JLG Aerial Sales Up 73%

Total sales for JLG, the access equipment segment of parent company Oshkosh, declined in the first quarter of 2011 compared with the previous year, but aerial equipment sales to external customers increased more than 50 percent year over year.

Total sales for JLG, the access equipment segment of parent company Oshkosh, declined in the first quarter of 2011 compared with the previous year, but aerial equipment sales to external customers increased more than 50 percent year over year. Meanwhile, JLG's orders have risen to their highest level since the start of the recession, Oshkosh president Charlie Szews told an investors' conference call.

The loss of work on a government contract to build MRAP all-terrain vehicles for the military accounted for the overall volume decline.
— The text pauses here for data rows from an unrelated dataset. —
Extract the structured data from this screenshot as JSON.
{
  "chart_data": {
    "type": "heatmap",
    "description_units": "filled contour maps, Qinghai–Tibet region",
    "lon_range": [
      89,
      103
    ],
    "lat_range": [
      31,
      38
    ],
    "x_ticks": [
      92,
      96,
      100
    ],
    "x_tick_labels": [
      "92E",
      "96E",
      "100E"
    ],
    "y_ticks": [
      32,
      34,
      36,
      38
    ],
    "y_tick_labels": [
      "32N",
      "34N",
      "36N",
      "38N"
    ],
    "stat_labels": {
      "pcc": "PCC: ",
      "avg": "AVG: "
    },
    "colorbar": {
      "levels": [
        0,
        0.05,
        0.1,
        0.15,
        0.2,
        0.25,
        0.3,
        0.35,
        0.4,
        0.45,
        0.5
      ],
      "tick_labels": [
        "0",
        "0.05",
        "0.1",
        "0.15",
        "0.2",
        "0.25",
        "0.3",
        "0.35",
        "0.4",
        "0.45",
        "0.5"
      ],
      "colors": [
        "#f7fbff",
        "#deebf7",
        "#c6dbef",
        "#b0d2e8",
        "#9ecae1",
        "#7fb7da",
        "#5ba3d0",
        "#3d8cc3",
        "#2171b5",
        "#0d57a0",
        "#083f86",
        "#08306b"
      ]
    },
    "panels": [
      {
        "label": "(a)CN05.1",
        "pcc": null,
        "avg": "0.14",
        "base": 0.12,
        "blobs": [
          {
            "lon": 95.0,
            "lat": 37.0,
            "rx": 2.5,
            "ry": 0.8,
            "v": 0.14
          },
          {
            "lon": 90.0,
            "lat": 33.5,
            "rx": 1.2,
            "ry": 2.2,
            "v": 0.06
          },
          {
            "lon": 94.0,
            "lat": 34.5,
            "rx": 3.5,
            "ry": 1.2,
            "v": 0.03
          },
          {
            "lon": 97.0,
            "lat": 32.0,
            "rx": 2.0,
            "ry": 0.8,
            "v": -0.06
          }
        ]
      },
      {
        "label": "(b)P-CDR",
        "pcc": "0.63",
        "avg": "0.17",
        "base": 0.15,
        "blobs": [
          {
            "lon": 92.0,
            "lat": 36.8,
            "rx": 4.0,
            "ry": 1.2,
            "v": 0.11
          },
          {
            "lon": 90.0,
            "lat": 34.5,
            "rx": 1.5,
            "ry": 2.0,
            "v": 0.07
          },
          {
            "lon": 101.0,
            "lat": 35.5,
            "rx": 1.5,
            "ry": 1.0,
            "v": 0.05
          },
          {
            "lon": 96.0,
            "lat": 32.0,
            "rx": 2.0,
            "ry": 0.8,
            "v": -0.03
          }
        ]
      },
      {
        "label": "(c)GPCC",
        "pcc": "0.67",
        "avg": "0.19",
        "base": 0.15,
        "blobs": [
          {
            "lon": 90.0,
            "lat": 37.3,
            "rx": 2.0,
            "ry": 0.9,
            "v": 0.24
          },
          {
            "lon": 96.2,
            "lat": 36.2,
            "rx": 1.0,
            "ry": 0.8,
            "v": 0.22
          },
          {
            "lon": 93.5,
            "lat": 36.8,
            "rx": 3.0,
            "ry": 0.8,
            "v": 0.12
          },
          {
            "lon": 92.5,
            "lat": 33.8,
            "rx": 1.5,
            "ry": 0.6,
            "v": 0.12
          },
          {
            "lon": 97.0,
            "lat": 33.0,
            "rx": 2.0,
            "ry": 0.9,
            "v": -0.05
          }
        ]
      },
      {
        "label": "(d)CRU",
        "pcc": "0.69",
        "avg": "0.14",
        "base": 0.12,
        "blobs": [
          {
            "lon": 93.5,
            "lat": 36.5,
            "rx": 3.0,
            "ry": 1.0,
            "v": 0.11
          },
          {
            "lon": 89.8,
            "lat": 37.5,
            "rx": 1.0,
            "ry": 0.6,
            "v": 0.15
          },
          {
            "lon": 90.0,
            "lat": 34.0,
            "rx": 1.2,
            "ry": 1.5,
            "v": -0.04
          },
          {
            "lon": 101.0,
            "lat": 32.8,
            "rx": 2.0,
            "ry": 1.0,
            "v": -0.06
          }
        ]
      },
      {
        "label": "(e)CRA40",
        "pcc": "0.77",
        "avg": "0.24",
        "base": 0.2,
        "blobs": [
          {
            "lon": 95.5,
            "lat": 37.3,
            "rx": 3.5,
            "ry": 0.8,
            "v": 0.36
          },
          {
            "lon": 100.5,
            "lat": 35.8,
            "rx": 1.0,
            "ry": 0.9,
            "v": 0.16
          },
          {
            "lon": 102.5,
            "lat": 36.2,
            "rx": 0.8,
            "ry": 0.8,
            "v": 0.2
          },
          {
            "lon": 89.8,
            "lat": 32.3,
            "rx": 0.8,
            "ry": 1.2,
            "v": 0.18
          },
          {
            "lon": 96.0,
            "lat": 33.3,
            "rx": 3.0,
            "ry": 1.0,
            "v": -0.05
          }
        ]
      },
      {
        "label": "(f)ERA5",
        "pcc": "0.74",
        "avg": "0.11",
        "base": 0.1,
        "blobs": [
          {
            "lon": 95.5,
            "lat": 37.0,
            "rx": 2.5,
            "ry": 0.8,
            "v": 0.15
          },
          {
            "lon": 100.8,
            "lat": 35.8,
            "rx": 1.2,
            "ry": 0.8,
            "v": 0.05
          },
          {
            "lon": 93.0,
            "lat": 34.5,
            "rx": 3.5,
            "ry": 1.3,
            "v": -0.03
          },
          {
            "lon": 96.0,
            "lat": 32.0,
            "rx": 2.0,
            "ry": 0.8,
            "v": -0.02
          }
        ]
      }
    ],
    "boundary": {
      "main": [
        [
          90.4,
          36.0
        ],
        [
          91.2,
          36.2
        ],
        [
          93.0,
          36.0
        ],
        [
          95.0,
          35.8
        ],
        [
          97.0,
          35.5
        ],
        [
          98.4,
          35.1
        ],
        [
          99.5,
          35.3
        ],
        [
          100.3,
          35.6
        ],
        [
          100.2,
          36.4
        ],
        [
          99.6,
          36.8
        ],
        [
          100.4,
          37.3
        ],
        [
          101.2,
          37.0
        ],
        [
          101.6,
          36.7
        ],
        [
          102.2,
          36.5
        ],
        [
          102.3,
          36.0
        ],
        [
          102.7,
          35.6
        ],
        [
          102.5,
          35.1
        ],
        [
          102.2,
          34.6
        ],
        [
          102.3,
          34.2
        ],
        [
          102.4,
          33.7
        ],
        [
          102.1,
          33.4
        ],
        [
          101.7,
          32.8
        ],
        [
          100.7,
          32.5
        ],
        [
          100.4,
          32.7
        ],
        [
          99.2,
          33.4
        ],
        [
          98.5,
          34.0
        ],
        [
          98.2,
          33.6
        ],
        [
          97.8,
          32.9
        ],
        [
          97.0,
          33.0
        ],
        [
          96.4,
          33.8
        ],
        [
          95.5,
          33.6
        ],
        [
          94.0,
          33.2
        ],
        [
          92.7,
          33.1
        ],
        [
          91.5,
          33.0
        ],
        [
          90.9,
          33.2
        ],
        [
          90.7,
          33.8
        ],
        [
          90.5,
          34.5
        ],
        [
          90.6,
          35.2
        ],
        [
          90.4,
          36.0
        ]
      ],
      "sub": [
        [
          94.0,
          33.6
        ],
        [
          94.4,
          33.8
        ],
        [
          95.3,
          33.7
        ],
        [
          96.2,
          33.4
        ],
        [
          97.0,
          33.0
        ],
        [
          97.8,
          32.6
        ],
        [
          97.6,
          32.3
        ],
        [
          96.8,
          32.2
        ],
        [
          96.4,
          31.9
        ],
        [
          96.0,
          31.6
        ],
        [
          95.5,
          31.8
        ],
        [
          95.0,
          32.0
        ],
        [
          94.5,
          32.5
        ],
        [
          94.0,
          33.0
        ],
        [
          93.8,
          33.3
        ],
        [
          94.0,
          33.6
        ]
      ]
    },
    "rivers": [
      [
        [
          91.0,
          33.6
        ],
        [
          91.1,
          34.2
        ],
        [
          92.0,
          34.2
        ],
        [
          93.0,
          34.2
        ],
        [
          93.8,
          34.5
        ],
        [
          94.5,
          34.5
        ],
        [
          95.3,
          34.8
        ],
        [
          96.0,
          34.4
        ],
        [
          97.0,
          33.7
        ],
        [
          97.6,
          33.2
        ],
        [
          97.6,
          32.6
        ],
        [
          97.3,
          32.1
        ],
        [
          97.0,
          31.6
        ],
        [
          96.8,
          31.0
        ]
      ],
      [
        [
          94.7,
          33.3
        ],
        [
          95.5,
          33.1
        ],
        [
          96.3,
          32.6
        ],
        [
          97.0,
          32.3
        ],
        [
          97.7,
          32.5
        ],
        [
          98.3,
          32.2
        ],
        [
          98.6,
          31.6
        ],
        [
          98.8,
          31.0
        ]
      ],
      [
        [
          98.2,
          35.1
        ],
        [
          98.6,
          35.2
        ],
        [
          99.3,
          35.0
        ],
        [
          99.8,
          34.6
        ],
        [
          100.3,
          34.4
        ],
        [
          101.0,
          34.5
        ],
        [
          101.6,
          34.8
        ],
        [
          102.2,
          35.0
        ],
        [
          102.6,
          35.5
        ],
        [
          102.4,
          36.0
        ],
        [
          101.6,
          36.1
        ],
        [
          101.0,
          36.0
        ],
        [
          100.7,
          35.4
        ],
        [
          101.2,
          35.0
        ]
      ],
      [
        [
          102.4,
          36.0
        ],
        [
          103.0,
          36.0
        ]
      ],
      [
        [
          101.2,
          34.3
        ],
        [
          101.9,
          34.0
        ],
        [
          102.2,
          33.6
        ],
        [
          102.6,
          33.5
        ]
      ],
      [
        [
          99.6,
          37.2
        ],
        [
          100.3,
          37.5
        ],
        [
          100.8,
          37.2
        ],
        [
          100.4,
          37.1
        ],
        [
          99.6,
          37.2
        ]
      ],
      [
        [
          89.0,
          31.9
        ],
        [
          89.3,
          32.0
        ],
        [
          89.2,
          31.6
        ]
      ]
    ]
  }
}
Oshkosh's access equipment business returned to profitability in the first quarter and continued its recovery with non-M-ATV related sales increasing 73 percent, orders nearly doubling and backlog nearly tripling compared to the prior year’s second quarter, according to Szews, who noted that multiple new product launches during the quarter were well received by our customers and led to robust order intake.

Sales to external customers totaled $471.2 million for the second quarter of fiscal 2011, a 72.7-percent hike compared with the previous year's quarter. JLG posted $737.2 million in fiscal 2010's second quarter in M-ATV related sales to the defense segment. Including those sales, aerial equipment segment sales dropped 53.3 percent for the quarter, year over year.

Access equipment segment operating income in fiscal Q2 decreased 61.2 percent to $17.7 million, or 3.8 percent of sales, compared with 45.8 million or 4.5 percent of sales the previous year, a decline caused by the decrease of inter-segment sales of defense-related equipment.